| name | comments:audit |
| description | Audit code comments for AI slop: restatement, narration/decision-log, self-praise, docstring-scope, and section-divider banners. Audits a diff (the comments a change introduced) or a whole repo, ranks by intrinsic complexity, fans out judging agents, and applies the trims to a fresh branch. Use when reviewing a branch or merge request, or sweeping a slop-heavy codebase. |
| argument-hint | [--all] [--base <ref>] [--mr <iid>] [--path <glob>] [--sort <key>] [--limit <n>] [--report] [--fix] |
| disable-model-invocation | true |
| allowed-tools | ["Bash","Read","Workflow"] |
Comments Audit
Find low-value comments and act on them. A deterministic Shiki pass extracts
comments over TextMate grammars, the scope selects which to judge, a fan-out of
Claude Code agents judges each against the owner's comment model, and a
deterministic applier writes the changes to a branch. The judge returns one of
three actions per comment: keep (it earns its place), trim (it carries no
fact, delete or shorten it), or rewrite (it carries a real fact under AI voice,
strip the voice and keep the fact). A comment earns its place when it adds
information not readily available in the adjacent code. See
judge/prompt.md for the full model and carve-outs.
The pipeline is three steps: preflight (extract, rank, build the job), the
Workflow tool (judge), and apply (write the trims or report them).
Scope and Flags
Two scopes run the same pipeline. The flags select scope and narrow it:
- Default,
--base <ref>, --mr <iid>: diff scope. Judges the comments a change
introduced. Default is the working tree (staged plus unstaged). --base main
is the merge-base with a ref. --mr <iid> is a GitLab merge request over glab.
--all: repo scope. Judges every tracked code file's comments.
--path <glob>: narrow either scope to matching paths. Repeatable. Prefer it on
a first --all run on a large repo to cap the agent count.
--sort lines|chars|score (default score): rank by intrinsic comment
complexity so the longest, densest comments judge first.
--limit <n>: keep only the top N ranked comments.
Both scopes exempt machine-meaningful comments deterministically: lint and
compiler directives (eslint-disable, noqa, go:generate), shebang lines,
and license headers never reach the judge.
--fix: ask the judge for a concrete suggestion per finding.
--report: at apply time, print findings instead of writing a branch.
Preflight
Run from the repository you are auditing (the script resolves the git root
itself, so stay in the target repo rather than cd-ing into the plugin):
bun <plugin-dir>/skills/audit/scripts/audit.ts preflight $ARGUMENTS
This extracts and ranks the comments, builds the judging job on disk, and prints
a human summary (N comments / M files / ~K agents / ~T tokens) followed by a
machine block:
<preflight>
{"scriptPath": "...", "argsPath": "...", "jobDir": "...", "count": N, "shardCount": K}
</preflight>
Read the <preflight> block. Present the count, file count, and rough token
estimate to the user. Wait for the user to confirm before fanning out. Nothing
runs until they do. A 5,000-comment repo is roughly 250 agents; --path and
--limit cap that.
--all requires a clean working tree, because it reads the working tree but
applies from HEAD. Commit or stash first if preflight reports a dirty tree.
Judge
On confirmation, read argsPath (it is JSON) and call the Workflow tool with the
scriptPath from the preflight block and args set to the parsed contents of
argsPath:
Workflow({ scriptPath: <scriptPath>, args: <parsed job-args.json> })
Each agent reads one shard, judges its comments, and writes verdicts to disk.
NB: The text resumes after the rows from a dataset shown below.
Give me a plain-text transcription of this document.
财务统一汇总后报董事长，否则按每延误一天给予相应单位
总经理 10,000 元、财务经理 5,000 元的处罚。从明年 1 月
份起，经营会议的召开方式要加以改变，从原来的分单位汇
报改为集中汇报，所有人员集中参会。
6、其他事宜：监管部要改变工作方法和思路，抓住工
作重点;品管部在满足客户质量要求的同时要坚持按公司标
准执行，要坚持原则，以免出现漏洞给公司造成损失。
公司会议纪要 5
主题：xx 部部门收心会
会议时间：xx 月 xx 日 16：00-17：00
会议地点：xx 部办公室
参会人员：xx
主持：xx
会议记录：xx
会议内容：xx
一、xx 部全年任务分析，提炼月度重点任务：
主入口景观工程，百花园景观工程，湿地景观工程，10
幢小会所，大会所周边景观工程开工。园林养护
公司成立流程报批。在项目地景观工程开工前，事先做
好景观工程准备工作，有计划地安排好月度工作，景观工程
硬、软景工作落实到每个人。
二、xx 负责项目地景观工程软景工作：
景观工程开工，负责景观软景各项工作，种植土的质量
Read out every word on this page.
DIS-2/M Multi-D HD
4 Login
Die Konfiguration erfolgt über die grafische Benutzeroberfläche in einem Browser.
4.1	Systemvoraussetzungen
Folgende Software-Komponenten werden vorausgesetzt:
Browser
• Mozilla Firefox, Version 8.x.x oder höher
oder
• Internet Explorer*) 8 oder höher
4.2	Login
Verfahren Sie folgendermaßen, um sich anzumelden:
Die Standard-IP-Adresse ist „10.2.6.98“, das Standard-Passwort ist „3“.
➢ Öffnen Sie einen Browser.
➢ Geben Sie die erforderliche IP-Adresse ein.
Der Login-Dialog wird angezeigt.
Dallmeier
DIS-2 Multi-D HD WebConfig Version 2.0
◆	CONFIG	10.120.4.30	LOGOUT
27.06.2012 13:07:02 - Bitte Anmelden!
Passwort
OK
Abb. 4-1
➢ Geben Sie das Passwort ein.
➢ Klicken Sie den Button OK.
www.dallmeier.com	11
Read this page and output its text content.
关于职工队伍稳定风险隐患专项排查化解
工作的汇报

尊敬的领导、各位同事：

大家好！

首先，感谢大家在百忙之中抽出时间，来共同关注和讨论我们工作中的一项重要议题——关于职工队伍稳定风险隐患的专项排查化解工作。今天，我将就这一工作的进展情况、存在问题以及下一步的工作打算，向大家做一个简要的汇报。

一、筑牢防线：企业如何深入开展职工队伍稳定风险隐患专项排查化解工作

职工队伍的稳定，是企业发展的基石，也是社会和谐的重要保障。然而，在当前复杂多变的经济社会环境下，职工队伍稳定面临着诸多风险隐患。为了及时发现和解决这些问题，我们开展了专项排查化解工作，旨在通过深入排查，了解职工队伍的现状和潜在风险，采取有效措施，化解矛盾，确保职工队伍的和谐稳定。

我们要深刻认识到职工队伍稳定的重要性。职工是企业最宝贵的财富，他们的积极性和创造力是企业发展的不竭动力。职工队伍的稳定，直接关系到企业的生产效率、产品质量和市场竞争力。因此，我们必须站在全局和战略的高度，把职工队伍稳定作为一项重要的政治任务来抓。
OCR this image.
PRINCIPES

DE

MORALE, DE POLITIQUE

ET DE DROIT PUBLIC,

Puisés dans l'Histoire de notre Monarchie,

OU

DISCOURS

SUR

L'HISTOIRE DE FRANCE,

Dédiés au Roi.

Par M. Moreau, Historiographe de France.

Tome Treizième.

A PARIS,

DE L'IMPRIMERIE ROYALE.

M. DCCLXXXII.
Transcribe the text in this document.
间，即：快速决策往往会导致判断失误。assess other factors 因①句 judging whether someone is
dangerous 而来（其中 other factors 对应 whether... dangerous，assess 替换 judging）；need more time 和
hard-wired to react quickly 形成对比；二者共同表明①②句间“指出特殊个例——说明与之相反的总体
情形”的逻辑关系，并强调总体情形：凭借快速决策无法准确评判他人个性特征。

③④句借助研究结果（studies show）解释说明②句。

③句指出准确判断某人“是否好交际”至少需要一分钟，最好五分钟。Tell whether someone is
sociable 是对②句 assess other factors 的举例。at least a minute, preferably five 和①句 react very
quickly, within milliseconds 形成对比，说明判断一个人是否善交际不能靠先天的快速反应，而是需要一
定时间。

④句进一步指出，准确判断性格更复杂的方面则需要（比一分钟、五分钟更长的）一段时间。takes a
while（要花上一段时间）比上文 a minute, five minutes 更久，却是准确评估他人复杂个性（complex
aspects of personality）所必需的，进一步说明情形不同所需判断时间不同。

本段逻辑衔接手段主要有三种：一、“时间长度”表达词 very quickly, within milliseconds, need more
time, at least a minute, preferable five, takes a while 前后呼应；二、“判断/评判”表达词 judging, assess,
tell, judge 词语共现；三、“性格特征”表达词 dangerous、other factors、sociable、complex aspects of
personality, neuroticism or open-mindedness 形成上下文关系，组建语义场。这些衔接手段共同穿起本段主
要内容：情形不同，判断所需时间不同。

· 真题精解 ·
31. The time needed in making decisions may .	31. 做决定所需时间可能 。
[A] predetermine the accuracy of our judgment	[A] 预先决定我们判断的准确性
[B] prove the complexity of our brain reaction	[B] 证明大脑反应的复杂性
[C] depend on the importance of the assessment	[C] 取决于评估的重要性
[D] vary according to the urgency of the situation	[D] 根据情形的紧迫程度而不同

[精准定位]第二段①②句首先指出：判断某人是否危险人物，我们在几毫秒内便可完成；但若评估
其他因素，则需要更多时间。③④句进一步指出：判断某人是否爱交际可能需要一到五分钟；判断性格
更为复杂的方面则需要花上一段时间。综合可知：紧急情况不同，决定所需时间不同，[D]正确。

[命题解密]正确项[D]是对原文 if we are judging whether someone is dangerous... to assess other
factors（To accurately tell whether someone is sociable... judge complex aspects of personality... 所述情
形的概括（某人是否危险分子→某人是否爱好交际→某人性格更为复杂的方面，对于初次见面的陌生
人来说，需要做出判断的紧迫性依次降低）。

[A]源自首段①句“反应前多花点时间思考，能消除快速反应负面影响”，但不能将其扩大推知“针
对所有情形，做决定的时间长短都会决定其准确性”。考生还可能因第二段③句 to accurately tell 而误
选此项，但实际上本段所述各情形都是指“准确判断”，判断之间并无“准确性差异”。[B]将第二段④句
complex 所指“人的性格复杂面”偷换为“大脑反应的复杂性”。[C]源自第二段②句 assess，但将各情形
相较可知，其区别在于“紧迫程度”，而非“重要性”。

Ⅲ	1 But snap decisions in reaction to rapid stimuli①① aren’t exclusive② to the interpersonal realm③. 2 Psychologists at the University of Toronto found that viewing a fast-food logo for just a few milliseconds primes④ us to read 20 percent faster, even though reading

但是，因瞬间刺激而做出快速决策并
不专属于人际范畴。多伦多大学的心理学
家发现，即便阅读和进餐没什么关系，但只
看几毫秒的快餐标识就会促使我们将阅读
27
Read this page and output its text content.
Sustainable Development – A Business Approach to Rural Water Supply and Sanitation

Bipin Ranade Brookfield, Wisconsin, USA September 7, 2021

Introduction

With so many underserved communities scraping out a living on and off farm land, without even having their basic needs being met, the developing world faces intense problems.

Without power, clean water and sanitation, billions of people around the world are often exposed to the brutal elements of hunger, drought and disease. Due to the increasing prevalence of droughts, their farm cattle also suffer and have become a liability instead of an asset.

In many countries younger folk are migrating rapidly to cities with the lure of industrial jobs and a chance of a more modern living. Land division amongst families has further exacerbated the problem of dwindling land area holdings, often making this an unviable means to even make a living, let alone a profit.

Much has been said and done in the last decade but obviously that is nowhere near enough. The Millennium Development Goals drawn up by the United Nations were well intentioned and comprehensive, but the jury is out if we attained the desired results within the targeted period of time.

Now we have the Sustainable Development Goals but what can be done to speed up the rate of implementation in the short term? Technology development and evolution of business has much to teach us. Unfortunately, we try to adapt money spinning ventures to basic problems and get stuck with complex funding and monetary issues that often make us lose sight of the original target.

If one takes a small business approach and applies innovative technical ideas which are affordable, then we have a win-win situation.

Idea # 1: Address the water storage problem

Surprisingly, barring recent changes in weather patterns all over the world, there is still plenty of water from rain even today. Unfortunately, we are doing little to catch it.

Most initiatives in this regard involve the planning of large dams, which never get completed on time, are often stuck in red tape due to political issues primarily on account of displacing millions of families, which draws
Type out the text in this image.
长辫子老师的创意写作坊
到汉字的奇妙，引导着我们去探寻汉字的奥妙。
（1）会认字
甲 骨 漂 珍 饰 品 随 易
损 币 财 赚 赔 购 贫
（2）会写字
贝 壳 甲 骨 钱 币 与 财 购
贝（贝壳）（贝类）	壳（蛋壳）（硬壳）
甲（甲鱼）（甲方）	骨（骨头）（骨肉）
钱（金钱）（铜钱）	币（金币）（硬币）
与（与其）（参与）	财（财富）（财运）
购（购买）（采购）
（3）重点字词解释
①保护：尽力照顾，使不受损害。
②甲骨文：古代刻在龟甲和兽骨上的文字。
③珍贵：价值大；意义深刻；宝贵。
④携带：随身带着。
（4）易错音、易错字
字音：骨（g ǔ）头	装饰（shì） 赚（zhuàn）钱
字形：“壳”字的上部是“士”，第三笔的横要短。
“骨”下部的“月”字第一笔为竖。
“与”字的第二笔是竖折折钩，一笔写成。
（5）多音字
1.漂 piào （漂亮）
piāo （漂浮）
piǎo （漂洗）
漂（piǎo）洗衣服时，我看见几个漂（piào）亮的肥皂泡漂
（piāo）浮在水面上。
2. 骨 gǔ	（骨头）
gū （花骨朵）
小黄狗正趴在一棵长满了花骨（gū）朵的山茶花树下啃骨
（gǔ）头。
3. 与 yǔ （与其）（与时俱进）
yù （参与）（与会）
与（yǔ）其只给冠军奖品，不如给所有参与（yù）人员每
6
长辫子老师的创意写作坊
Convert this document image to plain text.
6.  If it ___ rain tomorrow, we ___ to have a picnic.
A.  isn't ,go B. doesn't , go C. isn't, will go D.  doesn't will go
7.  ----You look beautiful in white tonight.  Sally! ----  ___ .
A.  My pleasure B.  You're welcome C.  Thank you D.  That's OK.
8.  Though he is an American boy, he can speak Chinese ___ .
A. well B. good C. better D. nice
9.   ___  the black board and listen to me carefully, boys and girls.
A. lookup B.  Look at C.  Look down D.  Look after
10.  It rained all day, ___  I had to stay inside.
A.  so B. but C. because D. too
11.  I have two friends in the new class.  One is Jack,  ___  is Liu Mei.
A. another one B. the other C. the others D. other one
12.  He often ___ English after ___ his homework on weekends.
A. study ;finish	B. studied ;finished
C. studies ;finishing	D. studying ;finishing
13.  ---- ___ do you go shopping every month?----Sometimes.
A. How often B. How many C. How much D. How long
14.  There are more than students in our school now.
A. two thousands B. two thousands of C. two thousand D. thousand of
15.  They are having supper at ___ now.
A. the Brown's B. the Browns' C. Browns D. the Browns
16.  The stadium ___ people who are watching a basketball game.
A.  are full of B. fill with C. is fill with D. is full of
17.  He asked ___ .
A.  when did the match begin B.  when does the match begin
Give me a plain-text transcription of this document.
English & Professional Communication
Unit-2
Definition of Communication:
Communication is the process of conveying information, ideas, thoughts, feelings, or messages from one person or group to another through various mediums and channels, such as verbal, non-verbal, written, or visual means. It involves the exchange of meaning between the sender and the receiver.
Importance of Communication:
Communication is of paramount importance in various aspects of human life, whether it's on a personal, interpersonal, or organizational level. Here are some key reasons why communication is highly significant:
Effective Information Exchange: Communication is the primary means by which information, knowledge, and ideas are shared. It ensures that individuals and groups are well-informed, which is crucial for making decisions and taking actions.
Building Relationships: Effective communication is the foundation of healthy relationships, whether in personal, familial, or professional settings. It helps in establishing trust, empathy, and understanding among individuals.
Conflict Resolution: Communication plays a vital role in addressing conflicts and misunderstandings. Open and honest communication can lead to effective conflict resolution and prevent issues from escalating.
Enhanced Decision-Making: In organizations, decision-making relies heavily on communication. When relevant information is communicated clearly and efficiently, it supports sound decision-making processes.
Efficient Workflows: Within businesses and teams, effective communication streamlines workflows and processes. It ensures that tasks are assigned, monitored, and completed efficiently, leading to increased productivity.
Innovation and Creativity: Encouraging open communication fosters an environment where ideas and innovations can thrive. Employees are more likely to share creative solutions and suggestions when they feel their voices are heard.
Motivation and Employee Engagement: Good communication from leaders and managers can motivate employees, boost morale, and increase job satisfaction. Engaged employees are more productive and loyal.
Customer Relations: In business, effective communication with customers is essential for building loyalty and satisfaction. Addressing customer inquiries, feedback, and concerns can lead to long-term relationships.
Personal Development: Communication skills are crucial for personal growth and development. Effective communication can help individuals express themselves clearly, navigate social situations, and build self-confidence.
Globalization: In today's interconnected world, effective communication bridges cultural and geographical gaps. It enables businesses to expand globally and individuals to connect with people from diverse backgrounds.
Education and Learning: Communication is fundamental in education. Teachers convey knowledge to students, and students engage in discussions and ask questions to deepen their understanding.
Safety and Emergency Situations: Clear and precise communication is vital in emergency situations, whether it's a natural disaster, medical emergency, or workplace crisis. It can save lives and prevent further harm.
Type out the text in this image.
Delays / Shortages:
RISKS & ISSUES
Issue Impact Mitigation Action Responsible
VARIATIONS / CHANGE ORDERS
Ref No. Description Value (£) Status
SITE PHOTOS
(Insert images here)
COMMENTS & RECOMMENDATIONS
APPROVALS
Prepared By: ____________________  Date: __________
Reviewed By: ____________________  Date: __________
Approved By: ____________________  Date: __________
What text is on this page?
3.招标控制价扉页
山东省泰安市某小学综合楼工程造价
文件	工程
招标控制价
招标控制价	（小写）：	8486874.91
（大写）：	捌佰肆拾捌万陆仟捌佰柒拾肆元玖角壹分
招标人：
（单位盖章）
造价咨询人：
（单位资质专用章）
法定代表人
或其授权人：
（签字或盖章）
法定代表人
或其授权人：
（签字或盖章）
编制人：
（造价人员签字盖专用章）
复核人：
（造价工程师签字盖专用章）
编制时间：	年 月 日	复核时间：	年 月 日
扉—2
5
The
workflow logs a small summary (shard count and how many were flagged). The bulk
verdicts stay on disk, off the conversation, for apply to read.
Apply
bun <plugin-dir>/skills/audit/scripts/audit.ts apply --job <jobDir> [--report] [--fix]
Default apply re-extracts the judged files and matches verdicts to comments by
id at their current position, applies the trims and rewrites, and commits to a
fresh comments/audit-<hash> branch off HEAD. The commit is built with git
plumbing, so the working tree is never modified and the current branch stays
checked out. A rewrite replaces the comment span in place with the de-voiced
text, so the diff shows the cleaned comment. A comment that moved or changed
since preflight gets a new id, matches no verdict, and is skipped. Review the
result with git diff HEAD..comments/audit-<hash>. Apply requires a clean
working tree.
--report prints the findings grouped by file (path:line action category confidence rationale, with an old → new preview for each rewrite) and writes
nothing. Use it to review before applying, or on a dirty tree. Comments the
applier cannot change safely (a comment interleaved with code, a trim that would
break a block delimiter) are left in place and listed for manual handling.